Smart Cities Council launches sustainability-focused 2020 challenge

(Getty Images)

Share

Written by

The Smart Cities Council has opened the application period for its 2020 Smart Cities Readiness Challenge, which will award five cities in North America that demonstrate a plan to use technology to improve sustainability and resiliency with a year’s worth of assistance and advising from the council’s network of urban technology experts.

This edition of the challenge will grant all applicants free access to the Smart City Activator, an online portal that city officials can use to crowdsource best practices and collaborate in real time. Previously, free access to the Smart City Activator was only available to challenge winners. Another new wrinkle added this year is that the Smart Cities Council will hold competitions in both spring and fall, giving more cities opportunity to apply.
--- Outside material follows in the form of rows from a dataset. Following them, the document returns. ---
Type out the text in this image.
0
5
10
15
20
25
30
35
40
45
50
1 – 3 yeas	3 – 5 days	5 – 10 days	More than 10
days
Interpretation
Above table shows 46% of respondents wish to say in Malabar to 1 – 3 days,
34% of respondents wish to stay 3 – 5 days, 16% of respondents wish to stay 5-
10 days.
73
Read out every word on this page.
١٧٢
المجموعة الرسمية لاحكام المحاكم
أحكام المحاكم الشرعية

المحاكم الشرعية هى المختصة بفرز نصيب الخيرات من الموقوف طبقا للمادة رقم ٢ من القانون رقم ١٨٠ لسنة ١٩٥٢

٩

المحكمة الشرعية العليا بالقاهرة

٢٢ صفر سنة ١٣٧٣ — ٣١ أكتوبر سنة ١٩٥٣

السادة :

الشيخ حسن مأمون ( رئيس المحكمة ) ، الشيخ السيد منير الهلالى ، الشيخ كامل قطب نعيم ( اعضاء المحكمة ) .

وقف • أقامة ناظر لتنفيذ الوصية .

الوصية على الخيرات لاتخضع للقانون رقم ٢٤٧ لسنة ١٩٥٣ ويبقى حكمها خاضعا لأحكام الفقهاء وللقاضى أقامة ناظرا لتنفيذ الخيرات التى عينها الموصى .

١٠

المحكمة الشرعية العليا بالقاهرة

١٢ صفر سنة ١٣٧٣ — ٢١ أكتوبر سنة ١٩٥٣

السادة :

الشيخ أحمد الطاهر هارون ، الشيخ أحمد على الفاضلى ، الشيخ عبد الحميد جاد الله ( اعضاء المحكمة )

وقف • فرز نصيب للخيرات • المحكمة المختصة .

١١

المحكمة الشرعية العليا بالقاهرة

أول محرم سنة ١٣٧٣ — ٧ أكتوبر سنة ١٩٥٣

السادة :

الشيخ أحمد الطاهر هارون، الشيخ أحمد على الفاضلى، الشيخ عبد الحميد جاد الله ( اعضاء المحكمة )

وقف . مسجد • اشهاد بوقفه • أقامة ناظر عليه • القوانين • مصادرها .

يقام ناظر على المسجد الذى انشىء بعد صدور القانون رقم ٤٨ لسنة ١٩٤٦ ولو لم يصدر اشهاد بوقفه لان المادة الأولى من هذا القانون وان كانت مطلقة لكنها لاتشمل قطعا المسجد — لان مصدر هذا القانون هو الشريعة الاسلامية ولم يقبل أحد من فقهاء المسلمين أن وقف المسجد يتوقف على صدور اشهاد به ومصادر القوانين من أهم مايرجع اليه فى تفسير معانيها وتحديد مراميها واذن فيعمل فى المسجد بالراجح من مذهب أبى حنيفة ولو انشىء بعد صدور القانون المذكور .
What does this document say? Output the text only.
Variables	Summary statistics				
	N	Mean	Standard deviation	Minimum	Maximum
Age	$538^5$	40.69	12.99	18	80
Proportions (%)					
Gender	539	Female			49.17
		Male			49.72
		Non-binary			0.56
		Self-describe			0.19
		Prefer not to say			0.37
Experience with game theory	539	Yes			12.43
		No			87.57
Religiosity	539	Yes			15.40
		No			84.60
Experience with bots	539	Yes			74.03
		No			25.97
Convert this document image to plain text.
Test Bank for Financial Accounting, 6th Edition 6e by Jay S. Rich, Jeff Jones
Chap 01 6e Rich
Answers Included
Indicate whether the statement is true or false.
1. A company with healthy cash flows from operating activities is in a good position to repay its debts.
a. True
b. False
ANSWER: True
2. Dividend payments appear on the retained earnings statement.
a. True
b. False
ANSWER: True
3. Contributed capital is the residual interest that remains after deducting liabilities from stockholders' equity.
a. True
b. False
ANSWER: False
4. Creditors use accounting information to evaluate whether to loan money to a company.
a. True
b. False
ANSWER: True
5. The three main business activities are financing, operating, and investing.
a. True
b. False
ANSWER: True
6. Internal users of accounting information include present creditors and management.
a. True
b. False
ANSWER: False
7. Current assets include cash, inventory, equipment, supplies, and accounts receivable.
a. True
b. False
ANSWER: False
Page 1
Winners in both rounds will receive customized assistance from the council, which could include an on-site “readiness workshop,” direct collaboration with other cities or funding to participate in conferences and events throughout North America.

To qualify, cities must demonstrate their projects meet predetermined environmental performance benchmarks, like reducing greenhouse gases, improving energy efficiency, reducing traffic congestion or reducing homelessness. The Smart Cities Council will also be judging projects by how well they incorporate data from different sources, like transportation and public safety agencies, and how interoperable solutions would be across different technology platforms.

The 2019 challenge winners — Baltimore; Edmonton, Canada; Montgomery, Alabama; Racine, Wisconsin; and a San Diego County trade organization — focused on closing the digital divide, reducing the harm of the opioid crisis and increasing access to digital civic services.

Winners of the spring challenge will be announced in April at the Smart Cities Council’s conference in San Diego.